30歳代主婦。60歳代の義理の父は、どうでもいいことにも細かいです。先日、私と夫は新居に引っ越しました。手伝いの必要はない、と何度も断ったのに、当日、義父はやって来ました。結局、何も手伝うことはなく、「靴が少しにおったので消臭スプレーをかけておいた」「便座カバーを付けないのは洗うのが嫌なのか」などなどと言って帰りました。ひどいのは、まだ一度も使っていない台所シンクに、タンを吐いていたことです。
 また、夫婦で義父宅を訪れるたび、「前、会ってから何か月ぶり?」と聞いてきます。10日前に会ったばかりでも。訪問日は私が決めているのではありません。
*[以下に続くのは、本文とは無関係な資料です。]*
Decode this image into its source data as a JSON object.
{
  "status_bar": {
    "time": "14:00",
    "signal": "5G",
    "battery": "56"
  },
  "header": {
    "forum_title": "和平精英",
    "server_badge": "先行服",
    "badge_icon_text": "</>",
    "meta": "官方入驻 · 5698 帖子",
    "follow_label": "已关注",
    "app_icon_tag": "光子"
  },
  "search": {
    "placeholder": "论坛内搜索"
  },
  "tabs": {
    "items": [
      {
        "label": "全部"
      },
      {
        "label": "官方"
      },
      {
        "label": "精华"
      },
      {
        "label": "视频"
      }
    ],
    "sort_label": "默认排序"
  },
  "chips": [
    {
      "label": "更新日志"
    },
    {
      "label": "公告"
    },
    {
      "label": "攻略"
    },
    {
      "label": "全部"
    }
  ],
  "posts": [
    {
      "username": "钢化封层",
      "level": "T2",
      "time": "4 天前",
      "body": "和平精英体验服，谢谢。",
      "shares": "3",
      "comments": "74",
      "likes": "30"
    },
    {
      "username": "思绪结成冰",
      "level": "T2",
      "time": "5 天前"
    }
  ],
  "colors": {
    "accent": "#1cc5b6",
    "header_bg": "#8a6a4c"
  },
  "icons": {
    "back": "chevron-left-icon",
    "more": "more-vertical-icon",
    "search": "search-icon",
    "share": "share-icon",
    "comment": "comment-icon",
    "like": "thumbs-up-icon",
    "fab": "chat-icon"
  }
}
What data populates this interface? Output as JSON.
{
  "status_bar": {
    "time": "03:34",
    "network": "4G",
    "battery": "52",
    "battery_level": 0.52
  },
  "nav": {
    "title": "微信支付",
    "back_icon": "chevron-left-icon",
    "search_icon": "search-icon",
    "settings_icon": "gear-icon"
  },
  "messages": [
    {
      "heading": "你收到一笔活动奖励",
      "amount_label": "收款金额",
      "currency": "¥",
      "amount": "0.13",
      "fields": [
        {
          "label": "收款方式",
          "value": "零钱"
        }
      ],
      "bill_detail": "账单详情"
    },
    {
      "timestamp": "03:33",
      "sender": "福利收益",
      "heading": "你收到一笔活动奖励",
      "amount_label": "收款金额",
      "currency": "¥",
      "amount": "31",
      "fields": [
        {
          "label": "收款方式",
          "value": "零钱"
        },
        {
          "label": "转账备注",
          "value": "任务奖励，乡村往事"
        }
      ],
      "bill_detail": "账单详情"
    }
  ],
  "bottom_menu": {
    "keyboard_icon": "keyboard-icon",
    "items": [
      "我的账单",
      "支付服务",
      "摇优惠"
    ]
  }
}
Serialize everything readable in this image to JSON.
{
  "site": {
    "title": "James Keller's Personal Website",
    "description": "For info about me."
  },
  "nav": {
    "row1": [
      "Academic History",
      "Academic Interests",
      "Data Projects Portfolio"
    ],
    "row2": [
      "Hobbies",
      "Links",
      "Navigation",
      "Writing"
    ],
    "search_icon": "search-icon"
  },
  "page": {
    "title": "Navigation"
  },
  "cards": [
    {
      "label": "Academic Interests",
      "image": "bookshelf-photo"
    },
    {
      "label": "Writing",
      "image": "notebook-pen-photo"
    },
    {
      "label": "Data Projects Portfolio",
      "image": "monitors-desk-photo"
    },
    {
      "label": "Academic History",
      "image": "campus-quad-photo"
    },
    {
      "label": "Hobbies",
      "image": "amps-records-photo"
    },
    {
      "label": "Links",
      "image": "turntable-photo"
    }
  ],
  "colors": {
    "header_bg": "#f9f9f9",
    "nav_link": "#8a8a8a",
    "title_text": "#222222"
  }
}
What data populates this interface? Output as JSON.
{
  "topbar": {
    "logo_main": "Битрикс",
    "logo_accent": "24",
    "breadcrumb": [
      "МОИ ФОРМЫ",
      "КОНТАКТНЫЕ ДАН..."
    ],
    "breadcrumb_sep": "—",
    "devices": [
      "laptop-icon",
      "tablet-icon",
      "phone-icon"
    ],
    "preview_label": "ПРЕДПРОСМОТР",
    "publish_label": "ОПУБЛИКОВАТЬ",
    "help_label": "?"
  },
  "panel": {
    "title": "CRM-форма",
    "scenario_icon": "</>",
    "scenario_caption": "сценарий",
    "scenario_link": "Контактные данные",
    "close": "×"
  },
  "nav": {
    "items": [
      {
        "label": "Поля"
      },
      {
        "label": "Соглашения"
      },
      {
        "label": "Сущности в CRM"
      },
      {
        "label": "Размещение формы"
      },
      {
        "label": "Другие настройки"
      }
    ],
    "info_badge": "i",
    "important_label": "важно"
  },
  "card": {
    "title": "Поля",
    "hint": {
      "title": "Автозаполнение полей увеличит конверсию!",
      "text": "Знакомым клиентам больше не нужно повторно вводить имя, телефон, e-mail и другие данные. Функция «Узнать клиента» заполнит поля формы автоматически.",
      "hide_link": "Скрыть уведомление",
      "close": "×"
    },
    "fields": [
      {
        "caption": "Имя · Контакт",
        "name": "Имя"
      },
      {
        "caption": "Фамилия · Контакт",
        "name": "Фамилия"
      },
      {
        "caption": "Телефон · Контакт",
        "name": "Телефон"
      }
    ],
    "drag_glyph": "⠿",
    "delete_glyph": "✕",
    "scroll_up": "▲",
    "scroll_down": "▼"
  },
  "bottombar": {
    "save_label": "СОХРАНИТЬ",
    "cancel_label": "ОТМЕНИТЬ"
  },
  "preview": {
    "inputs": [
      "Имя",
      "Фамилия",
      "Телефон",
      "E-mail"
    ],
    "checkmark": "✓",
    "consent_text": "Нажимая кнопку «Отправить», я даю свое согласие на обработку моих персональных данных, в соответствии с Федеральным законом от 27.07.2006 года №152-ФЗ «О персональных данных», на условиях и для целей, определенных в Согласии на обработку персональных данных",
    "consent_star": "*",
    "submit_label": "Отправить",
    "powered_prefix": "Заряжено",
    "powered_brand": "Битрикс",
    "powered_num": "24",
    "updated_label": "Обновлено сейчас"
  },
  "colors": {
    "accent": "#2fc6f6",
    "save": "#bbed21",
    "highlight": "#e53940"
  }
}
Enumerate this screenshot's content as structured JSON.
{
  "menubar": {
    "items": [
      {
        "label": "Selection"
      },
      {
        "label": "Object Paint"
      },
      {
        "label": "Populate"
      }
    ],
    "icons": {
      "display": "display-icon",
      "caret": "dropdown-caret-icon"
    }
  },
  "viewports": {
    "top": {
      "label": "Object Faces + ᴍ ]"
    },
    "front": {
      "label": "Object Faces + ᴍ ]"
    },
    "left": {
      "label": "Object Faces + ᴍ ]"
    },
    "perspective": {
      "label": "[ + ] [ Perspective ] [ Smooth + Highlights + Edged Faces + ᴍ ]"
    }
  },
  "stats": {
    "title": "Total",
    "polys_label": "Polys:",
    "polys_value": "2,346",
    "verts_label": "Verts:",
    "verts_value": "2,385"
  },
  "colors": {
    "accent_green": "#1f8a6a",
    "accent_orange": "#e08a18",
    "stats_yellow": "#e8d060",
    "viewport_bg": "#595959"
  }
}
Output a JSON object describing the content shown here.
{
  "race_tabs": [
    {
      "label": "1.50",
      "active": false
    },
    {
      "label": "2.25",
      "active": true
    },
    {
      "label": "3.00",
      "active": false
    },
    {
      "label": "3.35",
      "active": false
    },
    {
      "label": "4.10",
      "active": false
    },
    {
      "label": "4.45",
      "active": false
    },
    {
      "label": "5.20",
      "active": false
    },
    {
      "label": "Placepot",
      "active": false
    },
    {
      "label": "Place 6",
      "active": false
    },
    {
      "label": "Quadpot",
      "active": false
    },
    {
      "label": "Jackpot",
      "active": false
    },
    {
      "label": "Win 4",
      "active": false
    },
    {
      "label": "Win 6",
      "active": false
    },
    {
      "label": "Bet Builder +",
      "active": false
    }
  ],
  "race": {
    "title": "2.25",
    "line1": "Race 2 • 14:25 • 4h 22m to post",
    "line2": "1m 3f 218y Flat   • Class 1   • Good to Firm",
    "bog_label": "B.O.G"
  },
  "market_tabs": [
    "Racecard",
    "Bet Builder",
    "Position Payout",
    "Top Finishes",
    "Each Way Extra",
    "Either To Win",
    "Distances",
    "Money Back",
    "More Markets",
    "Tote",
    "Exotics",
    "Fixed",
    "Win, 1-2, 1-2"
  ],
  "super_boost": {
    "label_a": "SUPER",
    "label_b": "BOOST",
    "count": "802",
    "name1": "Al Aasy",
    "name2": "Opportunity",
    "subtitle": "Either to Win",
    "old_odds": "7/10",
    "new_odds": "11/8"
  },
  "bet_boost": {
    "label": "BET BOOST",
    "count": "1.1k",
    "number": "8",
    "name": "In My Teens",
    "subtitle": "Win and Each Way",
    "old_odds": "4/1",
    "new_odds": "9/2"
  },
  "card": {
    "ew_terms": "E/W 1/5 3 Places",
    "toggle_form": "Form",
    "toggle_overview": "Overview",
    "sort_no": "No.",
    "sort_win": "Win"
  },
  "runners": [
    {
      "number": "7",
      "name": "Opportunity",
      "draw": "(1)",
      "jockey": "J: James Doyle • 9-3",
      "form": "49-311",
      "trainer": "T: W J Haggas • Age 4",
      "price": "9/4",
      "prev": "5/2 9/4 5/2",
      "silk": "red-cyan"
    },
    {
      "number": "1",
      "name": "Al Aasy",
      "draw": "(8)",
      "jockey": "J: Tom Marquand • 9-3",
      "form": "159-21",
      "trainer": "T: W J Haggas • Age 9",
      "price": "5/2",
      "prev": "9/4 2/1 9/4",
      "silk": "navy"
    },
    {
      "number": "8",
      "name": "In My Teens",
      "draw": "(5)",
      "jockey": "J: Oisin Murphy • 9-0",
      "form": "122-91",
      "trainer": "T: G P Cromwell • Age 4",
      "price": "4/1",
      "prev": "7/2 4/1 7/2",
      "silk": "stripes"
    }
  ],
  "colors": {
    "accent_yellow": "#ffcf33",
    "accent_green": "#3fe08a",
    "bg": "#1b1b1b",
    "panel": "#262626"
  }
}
 義父は私を嫌ってはいません。むしろ息子の妻として大事にしてくれます。でも、あまり細かいことばかり言われるとイライラするのです。義父には、ドンと構えてもらい、大事なところで的確な意見を述べてほしいのです。

最相 葉月 (ライター)

義理のお父さん、かわいい方ですね。お父さんにとって、あなたは義理でも大切な娘です。相手が気に障ることをしてでも自分の存在をアピールしたい。気になる女の子にちょっかいを出してしまう、いたずら小学生のようです。引っ越しも本当は手伝いたかったのでしょう。それをきっぱりと断られたものだから、嫌みのひとつも言いたくなったのかもしれません。
 それに引き換え、あなたは大人です。ここはその大きな心で、それこそドンと構えてお父さんを見守ってあげてほしいと思います。
 たまには相談を持ちかけてみてはどうですか。なんでもいいのです。ベランダに鉢植えを置きたいのですが、土は何を選べばいいでしょうか、とか。細かいことに気がつく方のようですから、意外な提案をしてくださるかもしれませんよ。
 親からすれば、なんでも自分たちで解決してしまう息子夫婦は頼もしいと思う一方、置き去りにされたようで、さみしさも感じているものなのです。自分が頼られていると実感できれば、これまでと打って変わって誠実に対応してくださるような気がします。